Saat uji terbang, merujuk Australiandefense.com, Mayor Ahn sebagai pilot uji Angkatan Udara Korsel memacu KF-21 hingga kecepatan 200 knot atau sekitar 400 kilometer per jam sambil memeriksa semua fungsi dasar pesawat. Dalam uji coba itu, KF-21 juga menggotong empat tiruan rudal udara-ke-udara Meteor di bawah perutnya. Kurang lebih, KF-21 mengudara selama 30 menit sebelum mendarat kembali dengan mulus di Sacheon.
Keberhasilan itu, menandai tonggak baru pencapaian Korsel dalam pengembangan industri persenjataan. Bagi publik Indonesia, keberhasilan itu juga memantik kebanggaan, sekaligus harapan. Meskipun dikembangkan oleh KAI, KF-21 lahir dari kerja sama antara Pemerintah Korea Selatan dan Pemerintah Indonesia yang diawali dengan penandatanganan Letter of Intent pada tahun 2009. Setahun berikutnya, nota kesepahaman disepakati dan Indonesia bersedia menanggung 20 persen dari total proyek senilai kurang lebih 8,8 triliun won atau setara dengan Rp 100 triliun itu.

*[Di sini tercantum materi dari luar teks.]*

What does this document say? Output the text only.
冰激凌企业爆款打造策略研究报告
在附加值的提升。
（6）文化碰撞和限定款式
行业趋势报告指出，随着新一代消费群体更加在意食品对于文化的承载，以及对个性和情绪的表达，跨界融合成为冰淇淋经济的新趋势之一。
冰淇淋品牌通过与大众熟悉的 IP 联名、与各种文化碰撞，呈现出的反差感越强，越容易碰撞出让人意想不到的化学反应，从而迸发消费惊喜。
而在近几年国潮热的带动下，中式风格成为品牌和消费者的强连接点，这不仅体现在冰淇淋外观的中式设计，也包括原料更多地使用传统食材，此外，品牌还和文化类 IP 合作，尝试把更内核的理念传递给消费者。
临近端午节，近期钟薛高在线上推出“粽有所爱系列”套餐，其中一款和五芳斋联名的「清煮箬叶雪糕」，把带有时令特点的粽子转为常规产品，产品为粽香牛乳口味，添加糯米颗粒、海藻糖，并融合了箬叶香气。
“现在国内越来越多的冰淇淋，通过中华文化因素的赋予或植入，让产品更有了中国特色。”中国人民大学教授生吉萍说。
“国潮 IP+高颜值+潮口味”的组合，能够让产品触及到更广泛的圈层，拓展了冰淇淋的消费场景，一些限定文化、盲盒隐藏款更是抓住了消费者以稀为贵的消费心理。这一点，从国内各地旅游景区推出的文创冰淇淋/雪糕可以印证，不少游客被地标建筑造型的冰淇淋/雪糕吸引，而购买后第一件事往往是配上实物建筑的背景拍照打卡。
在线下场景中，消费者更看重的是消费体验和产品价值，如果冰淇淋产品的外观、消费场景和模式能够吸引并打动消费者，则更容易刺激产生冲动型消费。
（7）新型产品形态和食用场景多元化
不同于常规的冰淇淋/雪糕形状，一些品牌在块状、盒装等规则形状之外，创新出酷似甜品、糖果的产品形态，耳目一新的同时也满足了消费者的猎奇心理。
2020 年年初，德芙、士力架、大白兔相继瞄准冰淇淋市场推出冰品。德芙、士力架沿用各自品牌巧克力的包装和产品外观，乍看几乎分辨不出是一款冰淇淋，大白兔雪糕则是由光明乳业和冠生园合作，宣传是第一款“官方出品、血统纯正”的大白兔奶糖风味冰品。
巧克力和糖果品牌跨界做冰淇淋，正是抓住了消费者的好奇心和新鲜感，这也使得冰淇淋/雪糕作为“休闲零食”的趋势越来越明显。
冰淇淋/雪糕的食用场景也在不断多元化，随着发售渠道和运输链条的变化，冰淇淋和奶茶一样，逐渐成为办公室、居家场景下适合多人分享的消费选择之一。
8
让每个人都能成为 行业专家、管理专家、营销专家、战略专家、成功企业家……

Baca juga: KF-21 Proyek ”Pengubah Permainan”
Strategis
Wamenhan RI, M Herindra yang hadir dalam uji terbang resmi, Selasa (28/9/2022) lalu mengatakan, keberhasilan uji terbang KF-21 merupakan bentuk nyata kemajuan program yang awalnya dinamai KFX/IFX itu. “Indonesia boleh bersikap optimis bahwa suatu saat kelak KF-21 Boramae akan menjadi bagian dari sistem pertahanan udara Indonesia,” kata Herindra sebagaimana dikutip dari keterangan Biro Humas Setjen Kementerian Pertahanan.
Tahun ini, Indonesia telah mengirim 37 insinyur dan dua pilot untuk turut serta dalam proyek yang telah memasuki tahap Engineering and Manufacturing Development. Indonesia menargetkan mengirim 100 ahli – ditugaskan dengan sistem rotasi – hingga program itu tuntas pada pertengahan tahun 2026 ketika KF-21 memasuki tahap produksi massal.
Baca juga: Saat T-50i Jatuh, KF-21 Boramae Berjaya
Herindra menilai, program pengembangan pesawat tempur yang mengusung sejumlah teknologi canggih seperti radar AESA itu adalah program bernilai strategis. KF-21 atau IFX memang dirancang untuk memenuhi kebutuhan pesawat tempur TNI AU untuk periode 2025 – 2040. Selain itu, program ini menjadi bagian integral pengembangan industri pertahanan dan kemandirian nasional.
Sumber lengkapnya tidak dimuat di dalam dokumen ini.